A paved pathway, which was once a street, leads north through the lower campus where the heaviest development will be concentrated. A large floss silk tree (Chorisia speciosa) overlooks the walkway lined with white Meidiland roses. On one side, a perennial bed is filled with an exuberant mix of Japanese anemones (Anemone x hybrida), daylilies (Hemerocallis), Artemisia, and sasanquas (Camellia sasanqua). A few steps beyond this bed, the Ambassador Auditorium comes into view. Resembling a small Lincoln Center, the 1,262-seat auditorium is known for its fine acoustics. A plan is being worked out to transfer ownership of the auditorium to the city of Pasadena.
Glimpsing the Past
Part park and part garden, the former Ambassador College Campus and its historic houses give us a glimpse of the type of gardens favored by early Pasadena settlers. Their preference for exotic plants is evident from every viewpoint on the property. Although changes were made to the original landscapes, this is still one of the best spots in southern California to appreciate the luxuriant subtropical atmosphere that easterners created in the early 1900s. We see spacious lawns separating the houses from the street, enclosed garden areas, and plantings of palms, conifers, and cycads. Yet, throughout the grounds are plants that would have been familiar to them from their Eastern gardens: birch, wisteria, daylilies, and roses.

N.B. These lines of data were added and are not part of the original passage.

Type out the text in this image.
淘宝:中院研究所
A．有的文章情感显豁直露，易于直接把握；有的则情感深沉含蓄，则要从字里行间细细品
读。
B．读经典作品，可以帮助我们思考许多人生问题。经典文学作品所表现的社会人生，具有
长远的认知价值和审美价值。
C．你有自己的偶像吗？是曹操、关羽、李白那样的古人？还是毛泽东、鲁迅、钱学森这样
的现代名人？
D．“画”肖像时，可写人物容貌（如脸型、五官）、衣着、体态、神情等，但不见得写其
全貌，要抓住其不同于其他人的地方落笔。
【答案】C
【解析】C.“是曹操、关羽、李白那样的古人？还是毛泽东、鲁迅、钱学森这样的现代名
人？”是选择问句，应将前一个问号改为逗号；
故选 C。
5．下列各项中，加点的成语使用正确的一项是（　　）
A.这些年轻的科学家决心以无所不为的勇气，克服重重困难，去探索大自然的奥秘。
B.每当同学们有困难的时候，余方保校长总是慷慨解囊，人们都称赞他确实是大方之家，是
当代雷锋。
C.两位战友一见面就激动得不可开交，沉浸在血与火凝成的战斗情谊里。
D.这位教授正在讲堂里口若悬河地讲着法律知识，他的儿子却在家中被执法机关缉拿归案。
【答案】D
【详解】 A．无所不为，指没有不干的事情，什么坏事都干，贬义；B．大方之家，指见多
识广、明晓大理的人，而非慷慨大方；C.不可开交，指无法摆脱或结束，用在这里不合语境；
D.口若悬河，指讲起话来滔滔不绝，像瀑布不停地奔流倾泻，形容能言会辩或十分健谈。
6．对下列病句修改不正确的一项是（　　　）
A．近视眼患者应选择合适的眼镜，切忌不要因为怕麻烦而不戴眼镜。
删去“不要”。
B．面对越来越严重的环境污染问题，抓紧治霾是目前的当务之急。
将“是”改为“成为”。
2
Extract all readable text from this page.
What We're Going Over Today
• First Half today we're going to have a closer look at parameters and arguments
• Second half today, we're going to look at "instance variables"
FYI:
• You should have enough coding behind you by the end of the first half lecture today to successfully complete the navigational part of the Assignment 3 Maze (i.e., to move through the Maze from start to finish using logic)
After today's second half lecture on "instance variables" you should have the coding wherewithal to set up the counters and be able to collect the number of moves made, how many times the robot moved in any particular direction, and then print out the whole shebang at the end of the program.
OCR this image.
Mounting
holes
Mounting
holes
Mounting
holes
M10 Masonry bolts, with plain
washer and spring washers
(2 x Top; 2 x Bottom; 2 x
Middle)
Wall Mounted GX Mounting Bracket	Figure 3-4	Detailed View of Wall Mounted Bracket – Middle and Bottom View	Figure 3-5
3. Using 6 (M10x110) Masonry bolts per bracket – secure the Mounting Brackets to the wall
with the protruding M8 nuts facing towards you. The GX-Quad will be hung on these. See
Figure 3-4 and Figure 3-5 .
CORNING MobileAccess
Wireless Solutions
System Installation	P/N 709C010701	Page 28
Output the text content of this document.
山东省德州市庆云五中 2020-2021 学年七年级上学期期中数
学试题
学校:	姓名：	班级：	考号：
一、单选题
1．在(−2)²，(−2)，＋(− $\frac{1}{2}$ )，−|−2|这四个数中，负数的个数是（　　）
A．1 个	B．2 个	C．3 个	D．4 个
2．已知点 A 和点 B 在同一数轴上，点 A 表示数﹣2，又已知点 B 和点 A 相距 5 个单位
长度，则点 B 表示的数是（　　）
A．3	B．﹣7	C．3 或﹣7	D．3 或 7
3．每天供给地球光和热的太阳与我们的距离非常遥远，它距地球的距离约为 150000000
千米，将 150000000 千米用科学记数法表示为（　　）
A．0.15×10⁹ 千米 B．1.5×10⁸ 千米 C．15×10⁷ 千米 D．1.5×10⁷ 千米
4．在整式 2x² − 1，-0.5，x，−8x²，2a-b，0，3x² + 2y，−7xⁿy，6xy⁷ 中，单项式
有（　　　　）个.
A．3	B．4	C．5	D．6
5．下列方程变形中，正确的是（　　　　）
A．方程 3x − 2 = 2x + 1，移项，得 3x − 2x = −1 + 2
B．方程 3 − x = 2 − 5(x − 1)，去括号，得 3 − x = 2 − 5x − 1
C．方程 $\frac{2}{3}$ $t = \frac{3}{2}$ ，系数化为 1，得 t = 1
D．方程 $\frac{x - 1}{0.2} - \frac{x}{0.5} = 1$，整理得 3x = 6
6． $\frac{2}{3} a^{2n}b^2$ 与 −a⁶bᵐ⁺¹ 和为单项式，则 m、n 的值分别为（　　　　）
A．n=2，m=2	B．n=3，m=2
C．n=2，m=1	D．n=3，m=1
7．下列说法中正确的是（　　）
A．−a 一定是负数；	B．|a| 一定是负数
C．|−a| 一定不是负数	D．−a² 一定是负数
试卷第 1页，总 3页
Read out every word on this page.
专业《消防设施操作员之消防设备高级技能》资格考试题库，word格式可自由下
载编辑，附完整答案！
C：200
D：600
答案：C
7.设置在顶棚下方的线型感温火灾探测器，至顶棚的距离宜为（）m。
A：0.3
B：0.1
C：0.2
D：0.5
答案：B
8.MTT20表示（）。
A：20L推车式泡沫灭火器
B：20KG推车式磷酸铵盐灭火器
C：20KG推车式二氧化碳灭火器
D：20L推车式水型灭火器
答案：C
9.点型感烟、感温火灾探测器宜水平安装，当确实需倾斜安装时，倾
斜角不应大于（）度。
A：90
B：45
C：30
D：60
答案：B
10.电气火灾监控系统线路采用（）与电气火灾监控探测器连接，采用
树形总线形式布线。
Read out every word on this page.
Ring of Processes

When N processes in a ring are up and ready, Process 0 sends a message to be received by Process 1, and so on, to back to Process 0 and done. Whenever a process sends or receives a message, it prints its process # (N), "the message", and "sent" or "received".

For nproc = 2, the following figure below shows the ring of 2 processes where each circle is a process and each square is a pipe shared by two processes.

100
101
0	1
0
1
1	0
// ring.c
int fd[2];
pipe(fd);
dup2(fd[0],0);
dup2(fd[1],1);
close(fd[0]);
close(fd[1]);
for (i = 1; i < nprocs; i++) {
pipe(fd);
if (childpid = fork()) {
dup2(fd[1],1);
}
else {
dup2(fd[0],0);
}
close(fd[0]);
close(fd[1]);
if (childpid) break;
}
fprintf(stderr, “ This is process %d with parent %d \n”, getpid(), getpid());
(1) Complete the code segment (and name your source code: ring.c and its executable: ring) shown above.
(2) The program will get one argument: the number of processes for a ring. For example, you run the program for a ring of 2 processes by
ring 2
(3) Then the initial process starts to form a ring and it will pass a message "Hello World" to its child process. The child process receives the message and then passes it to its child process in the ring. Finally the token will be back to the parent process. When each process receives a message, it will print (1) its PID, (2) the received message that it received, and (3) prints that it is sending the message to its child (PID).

Although the historic interior gardens of Ambassador College will remain, development of the perimeter is certain to adversely impact the garden experience. The eight acres (about twenty-three percent of the land area) that will remain as open space will be in stark contrast to the high density of construction on the remaining land. Assuming approval of current plans, removal of several buildings may begin in spring with heavy construction following by summer of 2002.
The garden staff is making heroic efforts to maintain the plantings and keep up with tree trimming. While upkeep on the campus is not as pristine as in earlier days, the Ambassador College Campus gardens remain a lovely reminder of an earlier, less frenetic time.